Friday, August 11, 2017

My Happy Place - Surrounded by Love - Friday, August 11, 2017

My Icelandic Sheepdog family resting after their morning bark and run around the yard. I have two connected yards/gardens/dog runs surrounded by cyclone fencing to keep the dogs in and the deer and rabbits out. The fence virtually disappears this time of the year smothered by Clematis vines and tall perennials. My lovelies are below in order from youngest to oldest - ahem, most experienced.

Kit

Totty

Pila

Bear (and best bud Korpur)

Kria

Korpur

Kata

Granddaughter, Daughters, Mom

Nights here in the North away from the light pollution of cities are amazing. The stars are clearly visible and the moon phases are dramatic. I understand how our ancestors fantasized and speculated about the pull of the night sky. City life removes us from the miracle of the cosmos.

Same Moon, Two Different Consecutive Nights

Same Moon, Two Different Consecutive Nights

I leave dead trees (with branches removed) standing to provide food for tree dwelling insects as food and nesting sites for cavity producing birds like woodpeckers, flickers, nuthatches, chickadees, et cetera. I don't care that the tree guys don't understand "why" I don't take them down to the ground and then grind out the stumps. Flickers feed almost exclusively on ants, those who live in trees as well as those who live in the soil. I have plenty of both for them and they reward me with songs and trunk-tapping calls.

Camouflaged Flicker

Camouflaged Flicker

Most of you know that I love art, it enriches my life. I consider myself an artist but I work with a living perennial palette of colors, textures, patterns, sizes. My art changes continually. Each morning when I step out with my family the garden, my art, is different.

Daylily

I deal almost exclusively with perennials which often, but not always, live for several years increasing in size and beauty as they age. Some think that because each perennial plant flowers only once in the course of the summer that the garden lacks the flash of summer-long-blooming annuals.

\
Daylily

Each morning when we step out for the morning ablutions, the painting is different. I often think that the garden will never be more lovely than it is right at that moment.

Porch Geraniums - Garage-Wintered

I live in the north and annuals, as their name suggests, live but one summer and are soon gone. They are beautiful, colorful from the moment they are planted after the last spring frost until the first fall frost. Alas, they must be replanted each year.

Geraniums & Fence-Screening Clematis

Although I plant a few annuals, I think of them as "high maintenance" plants. I think of annuals like I think of the Kardashians - beautiful but not long lasting. Was it Judy who said, "Beauty fades, dumb is forever."

Gorgeous Scented Phlox

Ventricosa Flowers - beautiful even when "old"

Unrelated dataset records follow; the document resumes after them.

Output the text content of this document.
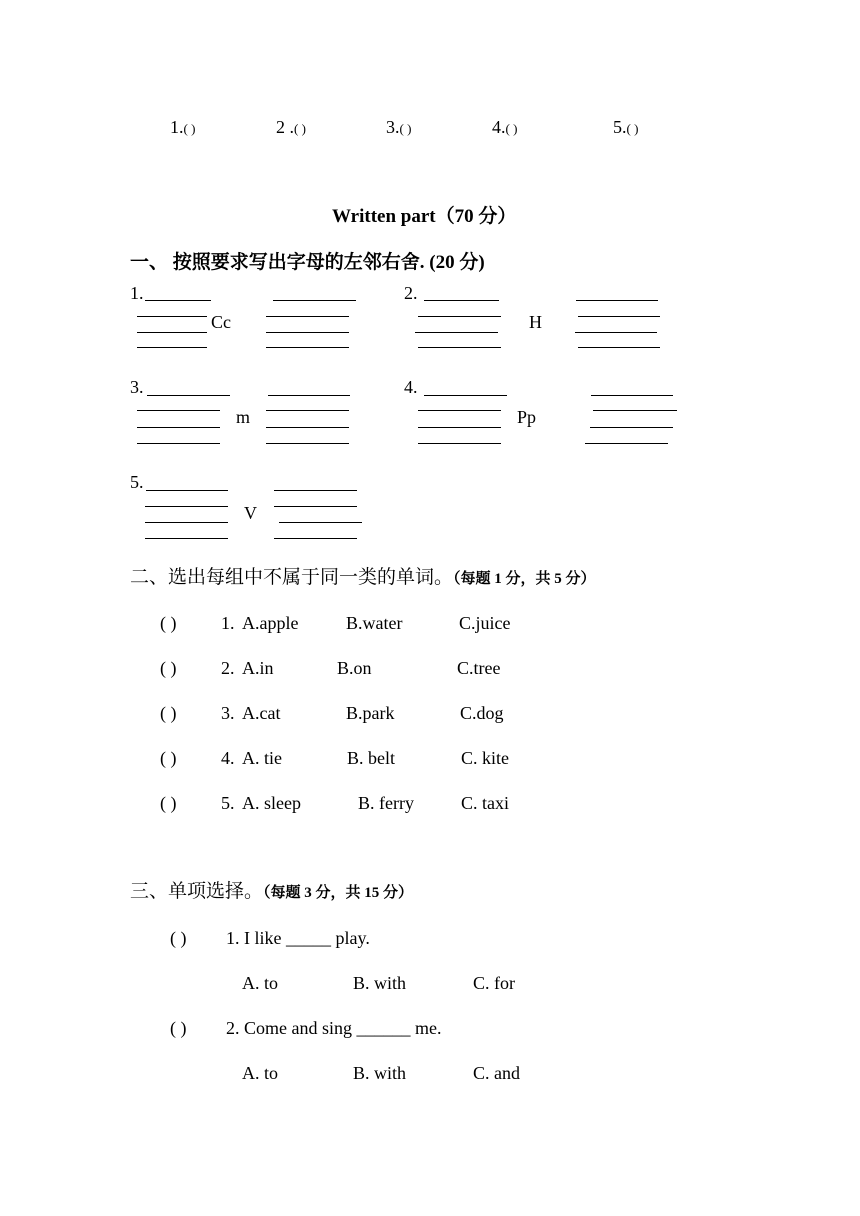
1.( )	2 .( )	3.( )	4.( )	5.( )
Written part（70 分）
一、 按照要求写出字母的左邻右舍. (20 分)
1.
Cc
2.
H
3.
m
4.
Pp
5.
V
二、选出每组中不属于同一类的单词。（每题 1 分，共 5 分）
( ) 1. A.apple	B.water	C.juice
( ) 2. A.in	B.on	C.tree
( ) 3. A.cat	B.park	C.dog
( ) 4. A. tie	B. belt	C. kite
( ) 5. A. sleep	B. ferry	C. taxi
三、单项选择。（每题 3 分，共 15 分）
( ) 1. I like _____ play.
A. to	B. with	C. for
( ) 2. Come and sing ______ me.
A. to	B. with	C. and
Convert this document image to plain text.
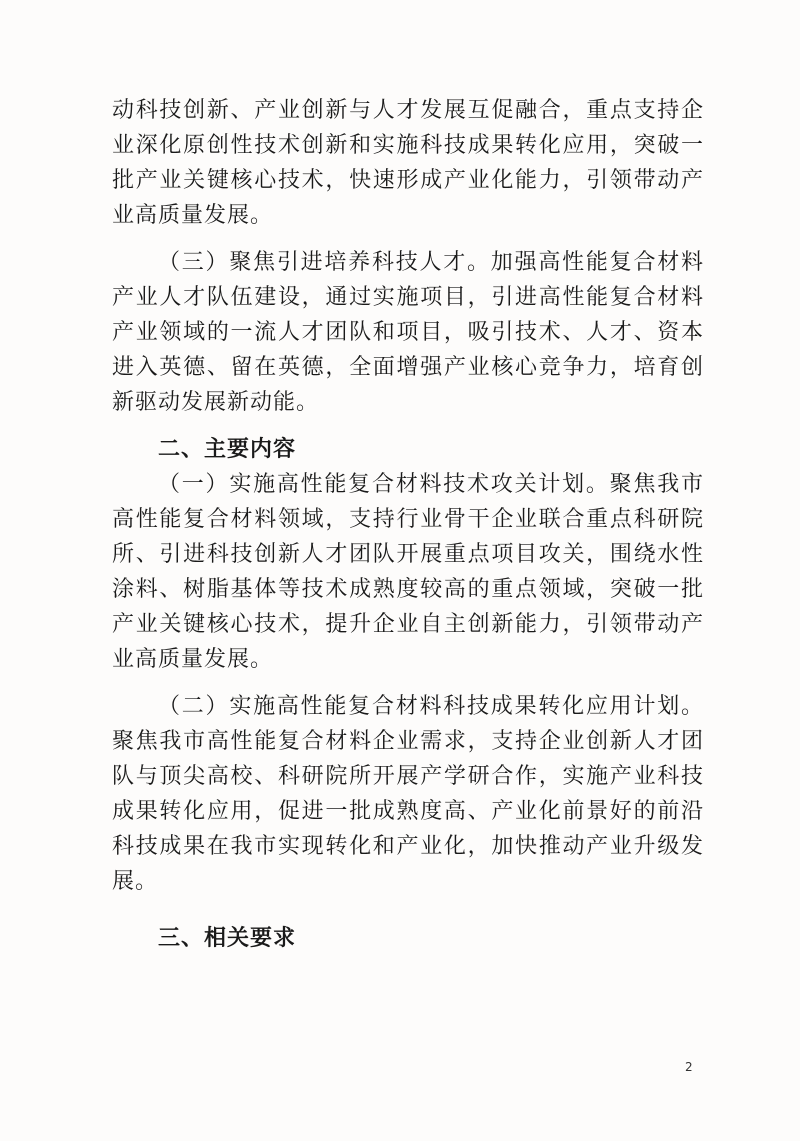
动科技创新、产业创新与人才发展互促融合，重点支持企业深化原创性技术创新和实施科技成果转化应用，突破一批产业关键核心技术，快速形成产业化能力，引领带动产业高质量发展。

（三）聚焦引进培养科技人才。加强高性能复合材料产业人才队伍建设，通过实施项目，引进高性能复合材料产业领域的一流人才团队和项目，吸引技术、人才、资本进入英德、留在英德，全面增强产业核心竞争力，培育创新驱动发展新动能。

二、主要内容

（一）实施高性能复合材料技术攻关计划。聚焦我市高性能复合材料领域，支持行业骨干企业联合重点科研院所、引进科技创新人才团队开展重点项目攻关，围绕水性涂料、树脂基体等技术成熟度较高的重点领域，突破一批产业关键核心技术，提升企业自主创新能力，引领带动产业高质量发展。

（二）实施高性能复合材料科技成果转化应用计划。聚焦我市高性能复合材料企业需求，支持企业创新人才团队与顶尖高校、科研院所开展产学研合作，实施产业科技成果转化应用，促进一批成熟度高、产业化前景好的前沿科技成果在我市实现转化和产业化，加快推动产业升级发展。

三、相关要求

2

The truth is that the garden is always, always changing. What is wonderful now will fade and be replaced, smoothly replaced, by coming beauties. Next year the drama will continue and the plants will be larger and, it seems improbable, even more beautiful.

Second Year (Creep Year) Hosta

I've often mentioned the "Sleep, Creep, Leap" progression that perennials experience in the garden. That seems to imply a three year cycle which is accurate but after the third year, which is honestly the year that the plant comes into its own, comes even more years during which the plant becomes still more amazing.